Distinction From Prior Query Representations

The discovery object is distinguished from all prior query representations in information retrieval by its persistence, its semantic richness, and its governance participation. A conventional query string is stateless: it is evaluated once against an index and discarded. A conventional query embedding is a static vector that does not evolve during retrieval. A conventional prompt is a natural-language instruction that must be re-assembled at each step. None of these carries its own context, accumulates its own memory, maintains its own governance record, or participates in admissibility evaluation at every anchor it encounters.
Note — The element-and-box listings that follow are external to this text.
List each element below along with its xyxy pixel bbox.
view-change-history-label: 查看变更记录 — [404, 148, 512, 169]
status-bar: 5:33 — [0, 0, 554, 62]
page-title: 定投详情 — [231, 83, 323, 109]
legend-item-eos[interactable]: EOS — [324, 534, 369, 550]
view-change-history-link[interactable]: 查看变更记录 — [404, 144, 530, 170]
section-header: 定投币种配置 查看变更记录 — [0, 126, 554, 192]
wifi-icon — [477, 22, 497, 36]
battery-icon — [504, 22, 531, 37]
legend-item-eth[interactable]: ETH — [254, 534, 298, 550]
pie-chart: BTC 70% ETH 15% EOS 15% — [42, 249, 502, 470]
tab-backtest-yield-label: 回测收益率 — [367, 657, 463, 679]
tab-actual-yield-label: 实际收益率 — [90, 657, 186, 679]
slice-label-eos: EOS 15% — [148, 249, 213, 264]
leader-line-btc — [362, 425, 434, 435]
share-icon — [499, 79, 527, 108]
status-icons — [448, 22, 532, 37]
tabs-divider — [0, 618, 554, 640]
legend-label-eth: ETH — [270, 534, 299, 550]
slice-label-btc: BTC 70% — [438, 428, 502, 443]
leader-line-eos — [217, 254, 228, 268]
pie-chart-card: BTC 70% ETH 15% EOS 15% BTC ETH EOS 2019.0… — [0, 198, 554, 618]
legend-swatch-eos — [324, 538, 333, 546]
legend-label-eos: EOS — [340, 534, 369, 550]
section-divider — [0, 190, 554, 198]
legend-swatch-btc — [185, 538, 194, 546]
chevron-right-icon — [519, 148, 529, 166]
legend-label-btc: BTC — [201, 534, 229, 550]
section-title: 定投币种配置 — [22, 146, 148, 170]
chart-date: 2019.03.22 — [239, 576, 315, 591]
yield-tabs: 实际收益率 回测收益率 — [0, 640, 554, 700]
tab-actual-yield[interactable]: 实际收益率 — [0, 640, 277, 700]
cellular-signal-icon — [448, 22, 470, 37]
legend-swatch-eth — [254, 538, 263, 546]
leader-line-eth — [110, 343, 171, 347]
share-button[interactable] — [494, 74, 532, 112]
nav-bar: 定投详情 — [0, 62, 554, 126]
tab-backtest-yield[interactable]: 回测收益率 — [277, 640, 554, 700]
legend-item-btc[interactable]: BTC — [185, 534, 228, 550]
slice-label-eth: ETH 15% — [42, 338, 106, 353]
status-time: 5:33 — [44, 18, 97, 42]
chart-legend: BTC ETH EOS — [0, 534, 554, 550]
The discovery object does all four. It persists across the traversal as a typed object, refines its own intent and accumulates its own memory, records its own lineage including the transitions that were rejected and the reasons for rejection, and is itself the entity that each anchor evaluates before permitting advancement. The query, in this disclosure, is no longer a transient input thrown at a passive index; it is the durable, governed participant in the computation.

Disclosure Scope

The discovery object, comprising the persistent, memory-resident semantic entity instantiated for every query, search, reasoning task, or answer-generation request entering the adaptive index, its typed-field schema of intent, context block, memory, policy reference, lineage, affective state, and confidence, its structural isomorphism to the semantic agent schema, its evolution of state across successive traversal steps, the replacement of prompt re-encoding by persisted typed state, and the policy-governed, conflict-reconciled collaborative merge of memory at intersecting anchors, is disclosed in the cognition filing (U.S. Application No. 19/647,395 and its international counterpart) at Section 10.2, with persistent-state and prompt-elimination aspects at Section 10.9 and collaborative traversal at Section 10.19. This article describes that disclosed mechanism. The scope extends to embodiments in which additional typed fields beyond the enumerated seven are carried by the discovery object, and to embodiments realized over graph, vector-space, relational, document, or hybrid indexes, provided the query is instantiated as a persistent, governed entity that traverses the index as a first-class participant.